In a follow-up interview with a Spanish-speaking Iowa City Police officer on August 20, Rivera admitted he was the only one who drove that vehicle, the prosecutor said. After initially denying knowing about Tibbetts, he then admitted he had seen her the night she disappeared, admitted he found her attractive and said he circled back for a second look, Klaver told the jury.
The next morning, Rivera and investigators went to a cornfield in rural Poweshiek County, where he allegedly admitted he had followed Tibbetts and jogged next to her. She had threatened to call the police, and Rivera admitted he got angry and fought with her, Klaver told the court.
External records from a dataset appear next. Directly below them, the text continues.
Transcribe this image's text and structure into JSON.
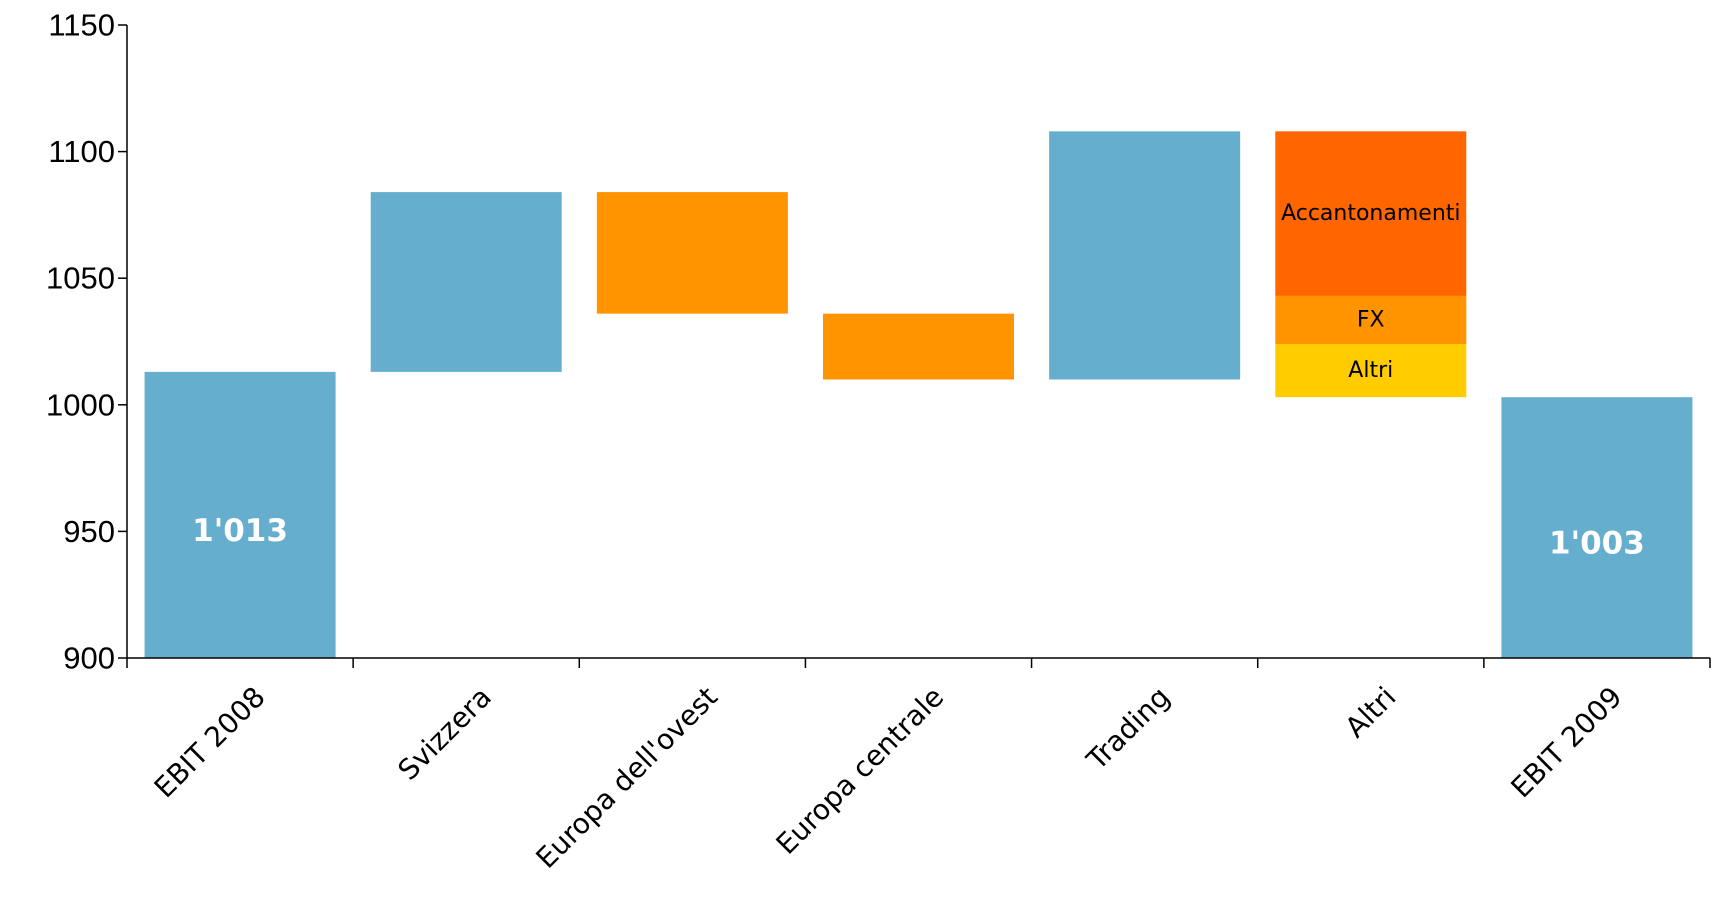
{
  "chart_data": {
    "type": "bar",
    "subtype": "waterfall",
    "title": "",
    "xlabel": "",
    "ylabel": "",
    "ylim": [
      900,
      1150
    ],
    "yticks": [
      900,
      950,
      1000,
      1050,
      1100,
      1150
    ],
    "grid": false,
    "categories": [
      "EBIT 2008",
      "Svizzera",
      "Europa dell'ovest",
      "Europa centrale",
      "Trading",
      "Altri",
      "EBIT 2009"
    ],
    "bars": [
      {
        "category": "EBIT 2008",
        "kind": "total",
        "segments": [
          {
            "from": 900,
            "to": 1013,
            "color": "#65aecd",
            "label": ""
          }
        ],
        "data_label": "1'013"
      },
      {
        "category": "Svizzera",
        "kind": "increase",
        "segments": [
          {
            "from": 1013,
            "to": 1084,
            "color": "#65aecd",
            "label": ""
          }
        ],
        "data_label": ""
      },
      {
        "category": "Europa dell'ovest",
        "kind": "decrease",
        "segments": [
          {
            "from": 1084,
            "to": 1036,
            "color": "#ff9300",
            "label": ""
          }
        ],
        "data_label": ""
      },
      {
        "category": "Europa centrale",
        "kind": "decrease",
        "segments": [
          {
            "from": 1036,
            "to": 1010,
            "color": "#ff9300",
            "label": ""
          }
        ],
        "data_label": ""
      },
      {
        "category": "Trading",
        "kind": "increase",
        "segments": [
          {
            "from": 1010,
            "to": 1108,
            "color": "#65aecd",
            "label": ""
          }
        ],
        "data_label": ""
      },
      {
        "category": "Altri",
        "kind": "decrease",
        "segments": [
          {
            "from": 1108,
            "to": 1043,
            "color": "#ff6600",
            "label": "Accantonamenti"
          },
          {
            "from": 1043,
            "to": 1024,
            "color": "#ff9300",
            "label": "FX"
          },
          {
            "from": 1024,
            "to": 1003,
            "color": "#ffcc00",
            "label": "Altri"
          }
        ],
        "data_label": ""
      },
      {
        "category": "EBIT 2009",
        "kind": "total",
        "segments": [
          {
            "from": 900,
            "to": 1003,
            "color": "#65aecd",
            "label": ""
          }
        ],
        "data_label": "1'003"
      }
    ]
  }
}
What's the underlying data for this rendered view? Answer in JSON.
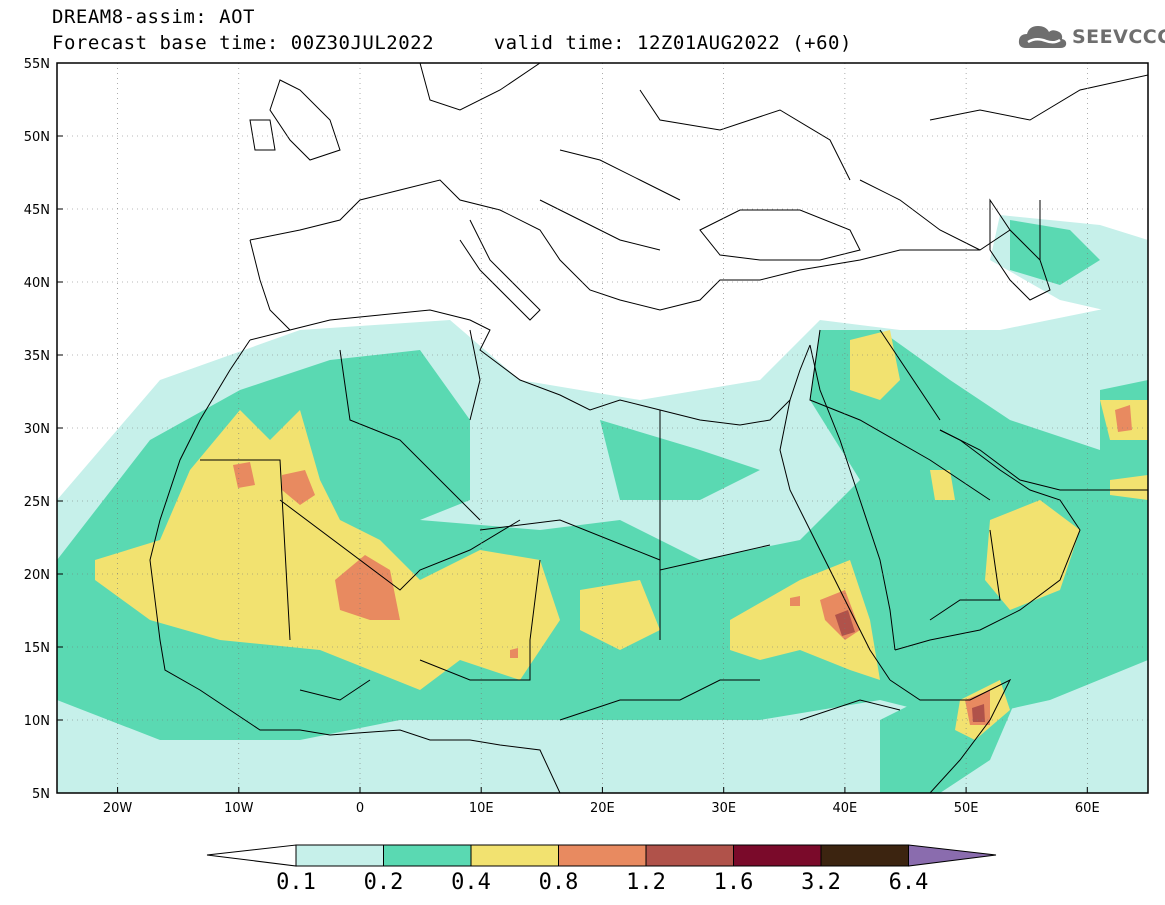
{
  "header": {
    "title_line1": "DREAM8-assim: AOT",
    "title_line2": "Forecast base time: 00Z30JUL2022     valid time: 12Z01AUG2022 (+60)"
  },
  "logo": {
    "text": "SEEVCCC",
    "icon": "cloud-icon"
  },
  "map": {
    "variable": "AOT",
    "lon_range": [
      -25,
      65
    ],
    "lat_range": [
      5,
      55
    ],
    "lon_ticks": [
      {
        "value": -20,
        "label": "20W"
      },
      {
        "value": -10,
        "label": "10W"
      },
      {
        "value": 0,
        "label": "0"
      },
      {
        "value": 10,
        "label": "10E"
      },
      {
        "value": 20,
        "label": "20E"
      },
      {
        "value": 30,
        "label": "30E"
      },
      {
        "value": 40,
        "label": "40E"
      },
      {
        "value": 50,
        "label": "50E"
      },
      {
        "value": 60,
        "label": "60E"
      }
    ],
    "lat_ticks": [
      {
        "value": 55,
        "label": "55N"
      },
      {
        "value": 50,
        "label": "50N"
      },
      {
        "value": 45,
        "label": "45N"
      },
      {
        "value": 40,
        "label": "40N"
      },
      {
        "value": 35,
        "label": "35N"
      },
      {
        "value": 30,
        "label": "30N"
      },
      {
        "value": 25,
        "label": "25N"
      },
      {
        "value": 20,
        "label": "20N"
      },
      {
        "value": 15,
        "label": "15N"
      },
      {
        "value": 10,
        "label": "10N"
      },
      {
        "value": 5,
        "label": "5N"
      }
    ],
    "gridlines": "dotted"
  },
  "colorbar": {
    "thresholds": [
      "0.1",
      "0.2",
      "0.4",
      "0.8",
      "1.2",
      "1.6",
      "3.2",
      "6.4"
    ],
    "colors": [
      "#ffffff",
      "#c6f0ea",
      "#5ad9b2",
      "#f2e270",
      "#e88a60",
      "#b0524a",
      "#7a0a2a",
      "#3c2410",
      "#8a6cae"
    ]
  }
}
“The next thing he remembers” was that he was driving and realized Tibbetts was in his trunk, Klaver said. Rivera allegedly admitted he took her bloody body out of the trunk, carried her into a field and placed corn stalks over her body, according to Klaver.
Her body was found in that cornfield wearing the same multicolored running shoes from her jog, the prosecutor said. The Medical Examiner determined Tibbetts had been stabbed seven to 12 times. Blood matching her DNA was also found in the trunk of the vehicle, Klaver said.
The disappearance of Tibbetts, a University of Iowa student, sparked an extensive search in the region that drew national attention.
Tibbetts was studying psychology and wanted to get a doctorate and write books, her father said.